BusinessEurope: The EU and China - Addressing the systemic challenge


The European business community has long been part of China's success story. We have encouraged China’s market-oriented reform path, invested in China and championed closer economic engagement with China for years. The EU and China officially established diplomatic relations in 1975, and signed their first trade agreement during the same year that China began its policy of 'reform and opening-up' in 1978. Business engagement followed swiftly since then. Today, the EU is China's most important trading partner, while China is the EU's second most important trading partner. Total bilateral trade flows in goods grew to EUR 604.7 billion in 2018, while total trade in services amounted to almost EUR 80 billion in 2017. And there is still plenty of untapped economic potential for both sides.


The Chinese and European economies have benefitted tremendously from China's accession to the WTO in 2001. This showcases that rules-based multilateral trade is the best enabler for economic development. The WTO was created as a body governing multilateral rules-based trade that would evolve in parallel to the needs of the modern economy. The lack of WTO reform in recent years, however, coupled with emerging signs of a slowdown or reversal in market-oriented reforms in China has led to level-playing field issues the impact of which has grown as China's share of global economy increased.


This is why the European business community now advocates for a stronger and fairer economic relationship between the EU and China. In this paper we outline the potential that closer economic engagement would bring but we also acknowledge and explain the obstacles that undermine this potential. The consolidation of China's state-led economy presents systemic challenges that lead to market distortions within China, the EU and on third markets. This undermines the level playing field between European and Chinese businesses. A fairer economic relationship is therefore urgently needed and would best be achieved if China created a true level playing field between domestic and foreign firms and addressed the systemic issues that lead to market distortions.

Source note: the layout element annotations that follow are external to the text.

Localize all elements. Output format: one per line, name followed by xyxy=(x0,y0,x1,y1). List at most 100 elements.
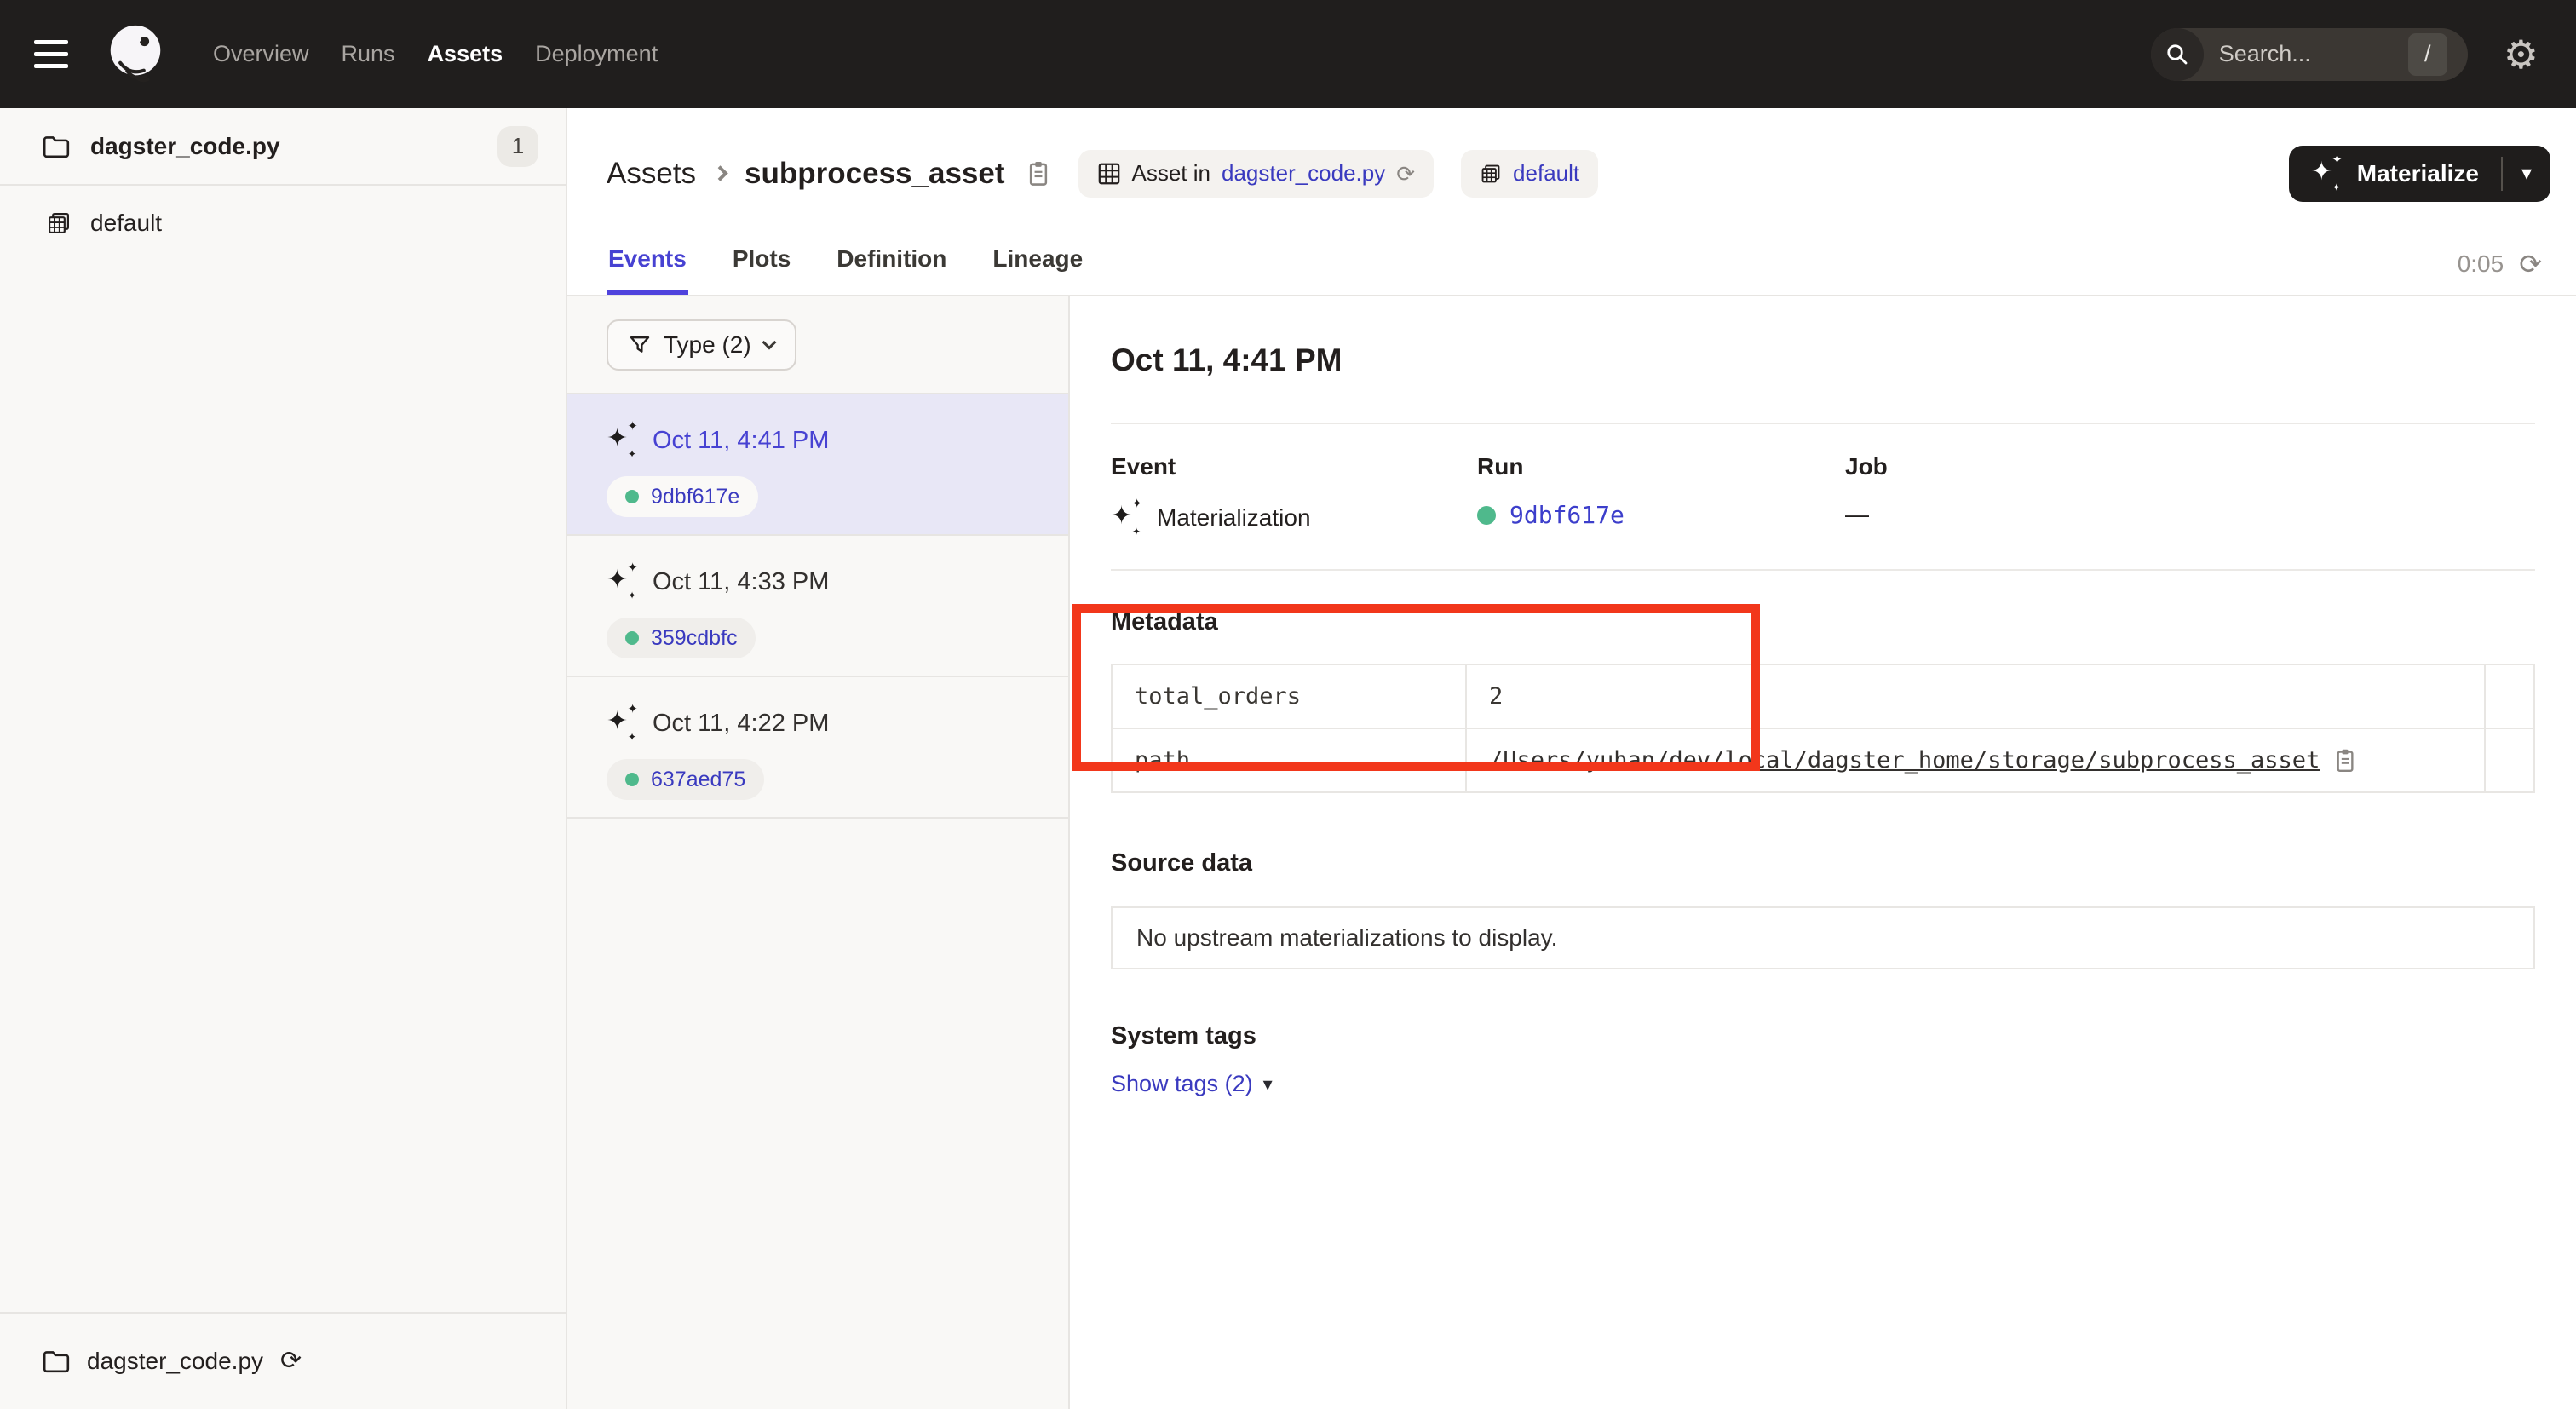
event-timestamp[interactable]: Oct 11, 4:22 PM xyxy=(653,710,829,738)
caret-down-icon: ▾ xyxy=(1263,1073,1273,1096)
asset-count-badge: 1 xyxy=(497,126,538,167)
tab-definition[interactable]: Definition xyxy=(835,239,948,295)
materialization-sparkle-icon: ✦✦✦ xyxy=(1111,501,1143,535)
sidebar-group-label: default xyxy=(90,210,162,237)
asset-name-title: subprocess_asset xyxy=(745,157,1004,191)
events-filter-bar: Type (2) xyxy=(567,296,1068,394)
dagster-app: Overview Runs Assets Deployment / ⚙ xyxy=(0,0,2576,1409)
search-shortcut-badge: / xyxy=(2408,33,2447,76)
asset-header: Assets subprocess_asset xyxy=(567,108,2576,239)
global-search[interactable]: / xyxy=(2151,28,2468,81)
dagster-logo-icon[interactable] xyxy=(102,21,169,88)
sidebar-footer-label: dagster_code.py xyxy=(87,1348,263,1375)
metadata-key: path xyxy=(1112,728,1466,792)
event-detail-panel: Oct 11, 4:41 PM Event ✦✦✦ Materializatio… xyxy=(1070,296,2576,1409)
hamburger-menu-icon[interactable] xyxy=(34,40,68,68)
sidebar-item-group-default[interactable]: default xyxy=(0,186,566,261)
tab-events[interactable]: Events xyxy=(607,239,688,295)
source-data-section-title: Source data xyxy=(1111,849,2535,877)
asset-tabs: Events Plots Definition Lineage 0:05 ⟳ xyxy=(567,239,2576,296)
primary-nav: Overview Runs Assets Deployment xyxy=(213,41,658,67)
main-panel: Assets subprocess_asset xyxy=(567,108,2576,1409)
search-input[interactable] xyxy=(2204,41,2408,67)
type-filter-label: Type (2) xyxy=(664,331,751,359)
nav-item-runs[interactable]: Runs xyxy=(342,41,395,67)
metadata-row: path /Users/yuhan/dev/local/dagster_home… xyxy=(1112,728,2534,792)
run-id-link[interactable]: 9dbf617e xyxy=(1509,501,1624,529)
settings-gear-icon[interactable]: ⚙ xyxy=(2504,35,2539,74)
asset-group-icon xyxy=(1480,163,1502,185)
event-detail-title: Oct 11, 4:41 PM xyxy=(1111,342,2535,378)
tab-plots[interactable]: Plots xyxy=(731,239,792,295)
sidebar-footer-code-location: dagster_code.py ⟳ xyxy=(0,1312,566,1409)
breadcrumb: Assets subprocess_asset xyxy=(607,150,2289,198)
event-column-header: Event xyxy=(1111,453,1477,480)
metadata-table: total_orders 2 path /Users/yuhan/dev/loc… xyxy=(1111,664,2535,793)
event-type-value: Materialization xyxy=(1157,504,1311,532)
materialize-label: Materialize xyxy=(2357,160,2479,187)
run-status-dot xyxy=(625,490,639,503)
chevron-down-icon xyxy=(762,335,776,349)
materialization-sparkle-icon: ✦✦✦ xyxy=(607,565,639,599)
run-status-dot xyxy=(625,631,639,645)
events-list-panel: Type (2) ✦✦✦ Oct 11, 4:41 PM xyxy=(567,296,1070,1409)
run-status-dot xyxy=(1477,506,1496,525)
metadata-path-link[interactable]: /Users/yuhan/dev/local/dagster_home/stor… xyxy=(1489,747,2320,774)
materialize-dropdown-button[interactable]: ▾ xyxy=(2503,146,2550,202)
run-tag[interactable]: 637aed75 xyxy=(607,759,764,800)
asset-sidebar: dagster_code.py 1 default dagster_c xyxy=(0,108,567,1409)
metadata-value: 2 xyxy=(1466,664,2485,728)
materialize-button-group: ✦✦✦ Materialize ▾ xyxy=(2289,146,2550,202)
run-tag[interactable]: 9dbf617e xyxy=(607,476,758,517)
nav-item-assets[interactable]: Assets xyxy=(428,41,503,67)
job-column-header: Job xyxy=(1845,453,1888,480)
type-filter-button[interactable]: Type (2) xyxy=(607,319,796,371)
run-column-header: Run xyxy=(1477,453,1845,480)
group-tag-link[interactable]: default xyxy=(1513,160,1579,187)
source-data-empty-message: No upstream materializations to display. xyxy=(1136,924,1557,952)
asset-location-link[interactable]: dagster_code.py xyxy=(1222,160,1385,187)
materialization-sparkle-icon: ✦✦✦ xyxy=(607,423,639,457)
nav-item-deployment[interactable]: Deployment xyxy=(535,41,658,67)
show-tags-label: Show tags (2) xyxy=(1111,1071,1253,1097)
materialization-sparkle-icon: ✦✦✦ xyxy=(607,706,639,740)
metadata-actions-cell xyxy=(2485,728,2534,792)
run-id-link[interactable]: 637aed75 xyxy=(651,768,745,792)
event-timestamp[interactable]: Oct 11, 4:33 PM xyxy=(653,568,829,596)
reload-code-location-icon[interactable]: ⟳ xyxy=(280,1349,302,1374)
copy-asset-name-icon[interactable] xyxy=(1026,159,1051,188)
metadata-key: total_orders xyxy=(1112,664,1466,728)
breadcrumb-assets-link[interactable]: Assets xyxy=(607,157,696,191)
metadata-actions-cell xyxy=(2485,664,2534,728)
asset-group-tag[interactable]: default xyxy=(1461,150,1598,198)
materialize-sparkle-icon: ✦✦✦ xyxy=(2311,157,2343,191)
run-tag[interactable]: 359cdbfc xyxy=(607,618,756,658)
nav-item-overview[interactable]: Overview xyxy=(213,41,309,67)
filter-funnel-icon xyxy=(629,334,651,356)
source-data-empty-state: No upstream materializations to display. xyxy=(1111,906,2535,969)
system-tags-section-title: System tags xyxy=(1111,1022,2535,1050)
event-list-item[interactable]: ✦✦✦ Oct 11, 4:33 PM 359cdbfc xyxy=(567,536,1068,677)
materialize-button[interactable]: ✦✦✦ Materialize xyxy=(2289,146,2501,202)
search-icon xyxy=(2151,28,2204,81)
sidebar-item-code-location[interactable]: dagster_code.py 1 xyxy=(0,108,566,186)
job-value: — xyxy=(1845,501,1869,528)
asset-location-tag[interactable]: Asset in dagster_code.py ⟳ xyxy=(1078,150,1435,198)
run-id-link[interactable]: 9dbf617e xyxy=(651,485,739,509)
event-timestamp[interactable]: Oct 11, 4:41 PM xyxy=(653,427,829,455)
run-id-link[interactable]: 359cdbfc xyxy=(651,626,737,651)
asset-group-icon xyxy=(46,210,72,236)
event-list-item[interactable]: ✦✦✦ Oct 11, 4:41 PM 9dbf617e xyxy=(567,394,1068,536)
folder-icon xyxy=(43,135,70,158)
breadcrumb-separator-icon xyxy=(712,165,727,181)
metadata-section-title: Metadata xyxy=(1111,608,2535,636)
reload-location-icon[interactable]: ⟳ xyxy=(1396,163,1415,185)
refresh-icon[interactable]: ⟳ xyxy=(2519,250,2542,278)
copy-path-icon[interactable] xyxy=(2333,747,2357,774)
asset-location-prefix: Asset in xyxy=(1132,160,1211,187)
tab-lineage[interactable]: Lineage xyxy=(991,239,1084,295)
show-tags-toggle[interactable]: Show tags (2) ▾ xyxy=(1111,1071,1273,1097)
event-list-item[interactable]: ✦✦✦ Oct 11, 4:22 PM 637aed75 xyxy=(567,677,1068,819)
run-status-dot xyxy=(625,773,639,786)
sidebar-item-label: dagster_code.py xyxy=(90,133,477,160)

Recent developments, however, have generated a renewed sense of urgency among the European business community that these issues cannot remain unaddressed in anticipation of hopeful improvements. With the objective of a stronger and fairer relationship in mind, the EU should continue to engage China, whilst simultaneously taking its own measures to address these challenges.


Our ultimate goals are for the EU to secure a level playing field between the EU and China, mitigate the impact of China's government-induced market distortions, reinforce the EU’s own competitiveness, and ensure fair competition and cooperation on third markets.